Apples Exchanged in China
In December, children exchange apples wrapped in colorful paper, symbolizing good fortune and peace. And everyone exchanges two mandarins on New Year’s Eve as a symbol of good luck.
Oseibo Gifts in Japan
At year-end in Japan, it is customary to present food or beverage gifts to those you are grateful to. The custom also requires the gifts be specially wrapped and adorned with a pretty gift tag.
Gift-Receiving is an Art in Thailand
When receiving a gift in Thailand, it is customary to thank the giver for their generosity and then put the gift aside. It is considered rude to open a gift in front of the giver.
It’s All a Secret in the Philippines
At Christmas, Philippine adults do a version of Secret Santa called Monito Monita. For a week or so, participants receive small gifts (from a list of categories) from an anonymous colleague or relative who does not reveal their identify until a pre-arranged date, when a party typically takes place.
It’s All About Numbers in Asia
Across Asia, numbers are just as important as the actual gift, no matter if that gift be money or a basket of fruit. In China, the number eight is considered auspicious, while in Thailand that auspicious number is nine. In India, uneven numbers are favored over even numbers.
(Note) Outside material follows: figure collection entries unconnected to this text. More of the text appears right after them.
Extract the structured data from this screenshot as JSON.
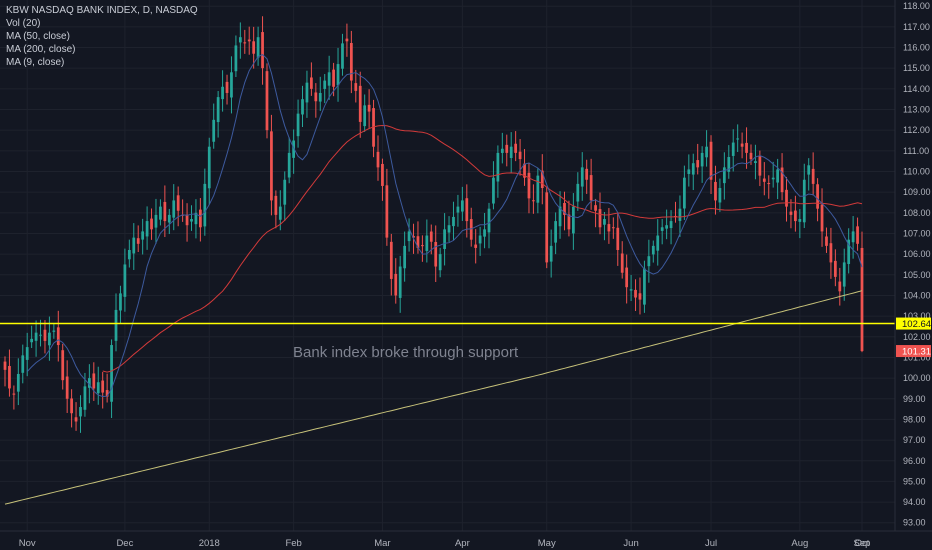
{
  "legend": {
    "title": "KBW NASDAQ BANK INDEX, D, NASDAQ",
    "indicators": [
      "Vol (20)",
      "MA (50, close)",
      "MA (200, close)",
      "MA (9, close)"
    ]
  },
  "annotation": "Bank index broke through support",
  "colors": {
    "background": "#131722",
    "up": "#26a69a",
    "down": "#ef5350",
    "ma9": "#3d5a9e",
    "ma50": "#d23a3a",
    "ma200": "#c7c27a",
    "support": "#ffff00",
    "last_price_badge": "#ef5350",
    "support_badge": "#ffff00",
    "axis_text": "#b2b5be"
  },
  "chart_data": {
    "type": "candlestick",
    "y_axis_ticks": [
      "93.00",
      "94.00",
      "95.00",
      "96.00",
      "97.00",
      "98.00",
      "99.00",
      "100.00",
      "101.00",
      "102.00",
      "103.00",
      "104.00",
      "105.00",
      "106.00",
      "107.00",
      "108.00",
      "109.00",
      "110.00",
      "111.00",
      "112.00",
      "113.00",
      "114.00",
      "115.00",
      "116.00",
      "117.00",
      "118.00"
    ],
    "ylim": [
      92.6,
      118.3
    ],
    "x_axis_labels": [
      "Nov",
      "Dec",
      "2018",
      "Feb",
      "Mar",
      "Apr",
      "May",
      "Jun",
      "Jul",
      "Aug",
      "Sep",
      "Oct"
    ],
    "support_level": 102.64,
    "support_label": "102.64",
    "last_price": 101.31,
    "last_price_label": "101.31",
    "closes": [
      100.4,
      99.5,
      99.2,
      100.2,
      101.1,
      101.5,
      101.9,
      102.2,
      102.1,
      101.8,
      102.2,
      102.3,
      101.6,
      99.9,
      99.0,
      98.3,
      97.9,
      98.6,
      99.6,
      100.0,
      99.5,
      99.8,
      99.3,
      99.1,
      101.6,
      103.3,
      104.1,
      105.5,
      106.2,
      106.8,
      106.5,
      107.1,
      107.6,
      107.2,
      107.9,
      108.3,
      107.6,
      107.9,
      108.6,
      108.1,
      107.9,
      107.4,
      107.7,
      108.0,
      107.3,
      109.4,
      111.2,
      112.5,
      113.6,
      114.1,
      113.8,
      114.8,
      116.1,
      116.5,
      116.2,
      116.3,
      115.7,
      116.5,
      115.0,
      112.0,
      108.6,
      107.9,
      108.3,
      109.6,
      110.9,
      111.5,
      112.8,
      113.5,
      114.3,
      114.0,
      113.4,
      113.8,
      114.4,
      114.8,
      114.1,
      115.2,
      116.2,
      116.3,
      114.4,
      113.9,
      112.4,
      113.2,
      112.9,
      111.2,
      110.2,
      109.3,
      106.8,
      104.8,
      104.0,
      105.4,
      106.4,
      107.1,
      106.8,
      106.3,
      106.4,
      106.9,
      106.6,
      105.4,
      106.0,
      107.2,
      107.4,
      107.8,
      108.3,
      108.6,
      107.6,
      106.7,
      106.3,
      106.9,
      107.2,
      108.2,
      109.7,
      110.9,
      111.1,
      110.9,
      111.2,
      110.9,
      110.6,
      109.7,
      108.7,
      108.6,
      109.8,
      109.2,
      105.6,
      106.4,
      107.6,
      108.3,
      107.9,
      107.2,
      108.3,
      109.4,
      110.2,
      109.6,
      108.6,
      108.1,
      107.3,
      107.7,
      107.1,
      107.3,
      106.2,
      105.1,
      104.4,
      104.3,
      103.9,
      103.8,
      105.3,
      105.9,
      106.4,
      106.9,
      107.3,
      107.4,
      107.6,
      107.8,
      108.2,
      109.7,
      110.1,
      110.4,
      110.2,
      110.9,
      111.2,
      109.6,
      108.6,
      109.2,
      110.2,
      110.7,
      111.4,
      111.6,
      111.2,
      110.9,
      110.6,
      110.5,
      109.8,
      109.5,
      109.4,
      109.7,
      110.1,
      109.0,
      108.3,
      107.9,
      107.6,
      107.7,
      109.6,
      110.3,
      109.4,
      108.2,
      107.1,
      106.4,
      105.6,
      104.9,
      104.2,
      105.6,
      106.7,
      107.1,
      106.5,
      101.31
    ]
  }
}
Central and South America 4
In Latin and South America, Christmas is a time for religious celebration as well as hospitality and generosity. Gift-giving differences include:
It’s all About Timing in Latin America
In Ecuador, children receive gifts on Christmas morning, but adults must wait until New Year’s Day. In Chile, children open gifts at midnight on Christmas Eve, while in Nicaragua, Venezuela and Paraguay, children receive their gifts on January 6.
Secret Santa is Big in Brazil
Amigo secreto (secret friend) is popular in Brazil at Christmas. It is traditional to give small gifts all through December using a pretend name (apelidos). On Christmas Day, the amigo secreto identities are revealed.
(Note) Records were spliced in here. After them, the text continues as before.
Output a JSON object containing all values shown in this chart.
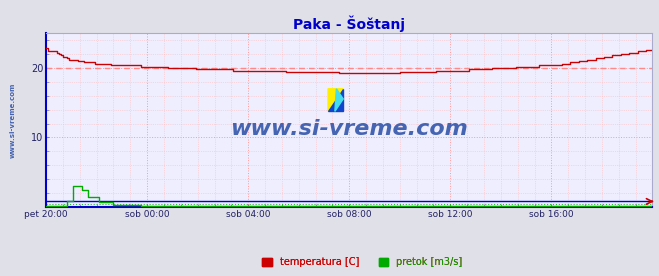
{
  "title": "Paka - Šoštanj",
  "title_color": "#0000cc",
  "bg_color": "#e0e0e8",
  "plot_bg_color": "#eeeeff",
  "xlim": [
    0,
    288
  ],
  "ylim": [
    0,
    25
  ],
  "yticks": [
    10,
    20
  ],
  "xtick_labels": [
    "pet 20:00",
    "sob 00:00",
    "sob 04:00",
    "sob 08:00",
    "sob 12:00",
    "sob 16:00"
  ],
  "xtick_positions": [
    0,
    48,
    96,
    144,
    192,
    240
  ],
  "temp_color": "#cc0000",
  "flow_color": "#00aa00",
  "height_color": "#0000dd",
  "avg_line_color": "#ff8888",
  "avg_line_value": 20,
  "watermark": "www.si-vreme.com",
  "watermark_color": "#3355aa",
  "ylabel_left": "www.si-vreme.com",
  "ylabel_left_color": "#3355aa",
  "figsize": [
    6.59,
    2.76
  ],
  "dpi": 100,
  "logo_yellow": "#ffee00",
  "logo_blue": "#1144cc",
  "logo_cyan": "#44ddee"
}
Santa Isn’t the Only Gift Deliverer
Depending on your nationality, the bearer of Christmas gifts is different. In Costa Rica it’s the Wise Men, in Columbia it’s Baby Jesus. And in Peru it’s Santa.
For most countries in Africa, more emphasis is placed on the religious nature of Christmas than on gift-giving. But many people do still give each other gifts on a smaller scale, and give to the less fortunate.
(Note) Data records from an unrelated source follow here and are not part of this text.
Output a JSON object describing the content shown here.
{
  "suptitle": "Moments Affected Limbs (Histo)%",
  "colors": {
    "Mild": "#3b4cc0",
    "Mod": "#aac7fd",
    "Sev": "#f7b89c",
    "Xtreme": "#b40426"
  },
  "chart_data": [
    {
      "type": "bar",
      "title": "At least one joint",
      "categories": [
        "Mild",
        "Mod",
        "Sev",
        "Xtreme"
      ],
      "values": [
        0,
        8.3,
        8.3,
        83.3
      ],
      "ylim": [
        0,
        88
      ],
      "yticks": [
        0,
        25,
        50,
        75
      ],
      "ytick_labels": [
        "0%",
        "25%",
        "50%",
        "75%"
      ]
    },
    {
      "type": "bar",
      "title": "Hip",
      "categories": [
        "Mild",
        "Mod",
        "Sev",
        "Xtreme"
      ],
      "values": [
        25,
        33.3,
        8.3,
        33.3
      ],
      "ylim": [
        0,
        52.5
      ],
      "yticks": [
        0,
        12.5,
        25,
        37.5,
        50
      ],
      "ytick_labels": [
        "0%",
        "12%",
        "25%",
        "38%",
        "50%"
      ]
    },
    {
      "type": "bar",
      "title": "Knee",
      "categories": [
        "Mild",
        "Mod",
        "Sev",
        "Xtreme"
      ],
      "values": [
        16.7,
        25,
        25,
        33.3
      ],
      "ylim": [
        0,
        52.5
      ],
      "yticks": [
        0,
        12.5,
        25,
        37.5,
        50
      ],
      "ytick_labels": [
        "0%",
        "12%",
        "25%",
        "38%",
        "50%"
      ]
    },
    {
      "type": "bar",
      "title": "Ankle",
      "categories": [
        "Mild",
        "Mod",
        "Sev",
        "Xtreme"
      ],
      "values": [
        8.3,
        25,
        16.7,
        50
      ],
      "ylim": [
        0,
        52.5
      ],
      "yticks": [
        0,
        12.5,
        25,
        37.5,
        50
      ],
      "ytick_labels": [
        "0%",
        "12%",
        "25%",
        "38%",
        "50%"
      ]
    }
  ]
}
Giving to Others in Zambia
Zambians have a tradition of bringing gifts to church on Christmas Eve for those in need or who are sick in the hospital.
Clothing Gifts are #1 in Nigeria
In Nigeria, dressing your best on Christmas Day is a big deal. Because of that tradition, cultural Christmas gift exchanges often revolve around gifts of clothing, especially among families.
It’s All About the Wrap in Egypt
In Egypt, gifts are typically wrapped twice – first in ordinary paper and then again in brightly colored paper, although white paper is acceptable.
Saying Thanks in Zimbabwe
In Zimbabwe, saying “thank you” after opening a gift is very demonstrative. People commonly show gratitude by clapping, whistling, jumping or even dancing. A verbal “thank you” may not actually be said.
Like South America and Africa, Christmas comes in the summer in Oceania. Depending on where you live, it might be hard to find a Christmas tree, but it’s not uncommon to see a surfing Santa, take a trip to the beach or have a traditional holiday feast outside.
Gifts Under the Tree Down Under
For Australia children, Christmas morning means a dash to the Christmas tree to see what Santa has left.
Over the Top in Polynesia
Polynesians celebrate Christmas and New Year’s with gift-giving. The typical go-to gift is vast quantities of food, like a whole roast pig or baskets of cooked food.